“Been out to-day?”
“No, Max, I been sick as a dog, I tell you.”
“No wonder you’re sick, cooped up in this flat with nobody but a servant-girl for company. Gad! ain’t you ashamed to get so low that your own servant-girl is your running-mate? Ain’t you?”
“Max, she—”
“I know. I know.”
“I been so blue, Max. Loo can tell you how I been waiting and wondering. I—Lord, I been so blue, Max. She’s good to me, Max, and—and I been so blue.”
“Never knew one of you wimmin that wasn’t that way half her time. You’re a gang of sob sisters, every one of you—whining like you got your foot caught in a machine and can’t get it out.”
“How you mean, Max?”
“Aw, you’re all either in the blues or nagging. Why ain’t you sports enough to take the slice of life you get handed you? None of you ain’t healthy enough, anyways, I tell you, indoors, eating and sleeping and mewling over poodle-dogs all the time. I’m damn sick of it all. Damn sick, if you want to know it.”
“But, Max, what’s put this new stuff into your head all of a sudden? You never used to care if—”
“And you got to quit writing me them long-winded letters, Mae, about what’s come over me. Sometimes a fellow just comes to his senses, that’s all.”
“Max!”
“And you got to quit butting in my business hours on the telephone. I don’t want to get ugly, but you got to cut it out.

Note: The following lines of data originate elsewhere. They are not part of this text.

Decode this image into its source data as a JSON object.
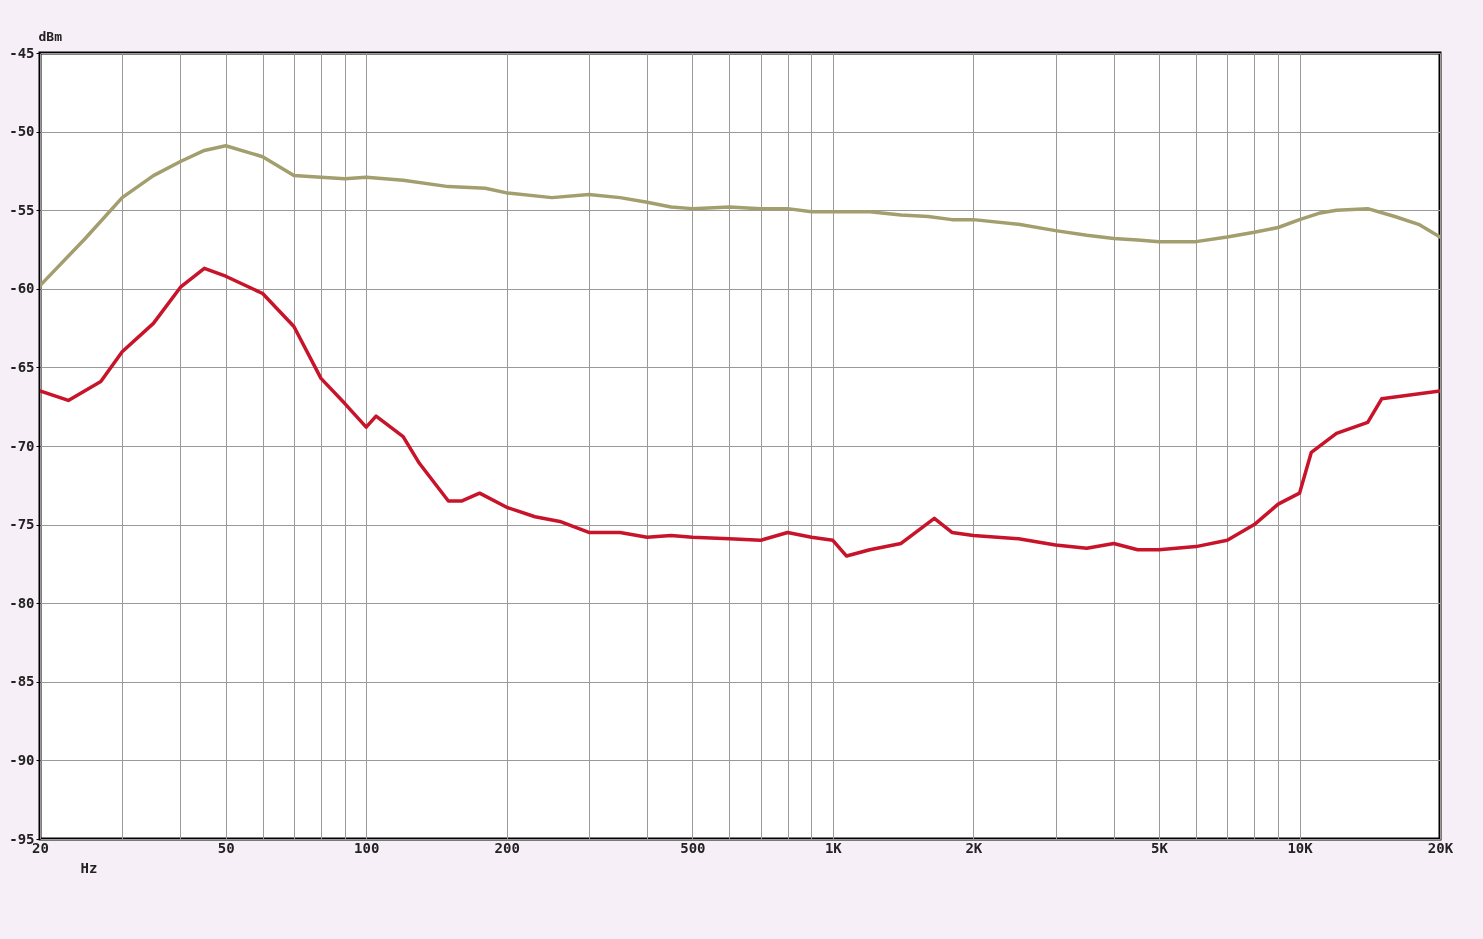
{
  "chart_data": {
    "type": "line",
    "xlabel": "Hz",
    "ylabel": "dBm",
    "log": "x",
    "grid": true,
    "line_style": "solid",
    "marker": "none",
    "xlim": [
      20,
      20000
    ],
    "ylim": [
      -95,
      -45
    ],
    "xticks": [
      20,
      {
        "value": 30,
        "label": null
      },
      {
        "value": 40,
        "label": null
      },
      50,
      {
        "value": 60,
        "label": null
      },
      {
        "value": 70,
        "label": null
      },
      {
        "value": 80,
        "label": null
      },
      {
        "value": 90,
        "label": null
      },
      100,
      200,
      {
        "value": 300,
        "label": null
      },
      {
        "value": 400,
        "label": null
      },
      500,
      {
        "value": 600,
        "label": null
      },
      {
        "value": 700,
        "label": null
      },
      {
        "value": 800,
        "label": null
      },
      {
        "value": 900,
        "label": null
      },
      {
        "value": 1000,
        "label": "1K"
      },
      {
        "value": 2000,
        "label": "2K"
      },
      {
        "value": 3000,
        "label": null
      },
      {
        "value": 4000,
        "label": null
      },
      {
        "value": 5000,
        "label": "5K"
      },
      {
        "value": 6000,
        "label": null
      },
      {
        "value": 7000,
        "label": null
      },
      {
        "value": 8000,
        "label": null
      },
      {
        "value": 9000,
        "label": null
      },
      {
        "value": 10000,
        "label": "10K"
      },
      {
        "value": 20000,
        "label": "20K"
      }
    ],
    "yticks": [
      -95,
      -90,
      -85,
      -80,
      -75,
      -70,
      -65,
      -60,
      -55,
      -50,
      -45
    ],
    "series": [
      {
        "color": "#a39e6e",
        "x": [
          20,
          25,
          30,
          35,
          40,
          45,
          50,
          60,
          70,
          80,
          90,
          100,
          120,
          150,
          180,
          200,
          250,
          300,
          350,
          400,
          450,
          500,
          600,
          700,
          800,
          900,
          1000,
          1100,
          1200,
          1400,
          1600,
          1800,
          2000,
          2500,
          3000,
          3500,
          4000,
          4500,
          5000,
          6000,
          7000,
          8000,
          9000,
          10000,
          11000,
          12000,
          14000,
          16000,
          18000,
          20000
        ],
        "values": [
          -59.8,
          -56.8,
          -54.2,
          -52.8,
          -51.9,
          -51.2,
          -50.9,
          -51.6,
          -52.8,
          -52.9,
          -53.0,
          -52.9,
          -53.1,
          -53.5,
          -53.6,
          -53.9,
          -54.2,
          -54.0,
          -54.2,
          -54.5,
          -54.8,
          -54.9,
          -54.8,
          -54.9,
          -54.9,
          -55.1,
          -55.1,
          -55.1,
          -55.1,
          -55.3,
          -55.4,
          -55.6,
          -55.6,
          -55.9,
          -56.3,
          -56.6,
          -56.8,
          -56.9,
          -57.0,
          -57.0,
          -56.7,
          -56.4,
          -56.1,
          -55.6,
          -55.2,
          -55.0,
          -54.9,
          -55.4,
          -55.9,
          -56.7
        ]
      },
      {
        "color": "#c8142a",
        "x": [
          20,
          23,
          27,
          30,
          35,
          40,
          45,
          50,
          60,
          70,
          80,
          90,
          100,
          105,
          120,
          130,
          150,
          160,
          175,
          200,
          230,
          260,
          300,
          350,
          400,
          450,
          500,
          600,
          700,
          800,
          900,
          1000,
          1070,
          1200,
          1400,
          1650,
          1800,
          2000,
          2500,
          3000,
          3500,
          4000,
          4500,
          5000,
          6000,
          7000,
          8000,
          9000,
          10000,
          10600,
          12000,
          14000,
          15000,
          20000
        ],
        "values": [
          -66.5,
          -67.1,
          -65.9,
          -64.0,
          -62.2,
          -59.9,
          -58.7,
          -59.2,
          -60.3,
          -62.4,
          -65.7,
          -67.3,
          -68.8,
          -68.1,
          -69.4,
          -71.1,
          -73.5,
          -73.5,
          -73.0,
          -73.9,
          -74.5,
          -74.8,
          -75.5,
          -75.5,
          -75.8,
          -75.7,
          -75.8,
          -75.9,
          -76.0,
          -75.5,
          -75.8,
          -76.0,
          -77.0,
          -76.6,
          -76.2,
          -74.6,
          -75.5,
          -75.7,
          -75.9,
          -76.3,
          -76.5,
          -76.2,
          -76.6,
          -76.6,
          -76.4,
          -76.0,
          -75.0,
          -73.7,
          -73.0,
          -70.4,
          -69.2,
          -68.5,
          -67.0,
          -66.5
        ]
      }
    ]
  }
}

Cut it out, Mae, is what I said!”
He quaffed his wine.
“Max dear, if you’ll only tell me what’s hurting you I’ll find a way to make good. I—I can learn lawn-tennis, if that’s what you want. I can take off ten pounds in—”
“Aw, I don’t want nothing. Nothing, I tell you!”
“If I only knew, Max, what’s itching you. This way there’s days when I just feel like I can’t go on living if you don’t tell me what’s got you. I just feel like I can’t go on living this way, Max.”
Tears hot and ever ready flowed over her words and she fumbled for her handkerchief, sobs rumbling up through her.
“I just can’t, I—I just can’t!”
He pushed back from his half-completed meal, rising, but stooping to rap his fist sharply against the table.
“Now, lemme tell you this much right now, Mae, either you got to cut this sob stuff and get down to brass tacks and tell me what you want, or, by gad! I’ll get out of here so quick it’ll make your head swim. I ain’t going to be let in for no tragedy-queen stuff, and the sooner you know it the better. Business! I’m a business man.”
She swallowed her tears, even smiling, and with her hand pat against her bosom as if to suppress its heaving.
“I’m all right now, Max. I’m so full up with worry it—it just slipped out. I’m all right now, Max. Sit down. Sit down and finish, dearie.”
But he fell to pacing the red carpet in angry staccato strides. His napkin dropped from his waistcoat to the floor and he kicked it out of his path.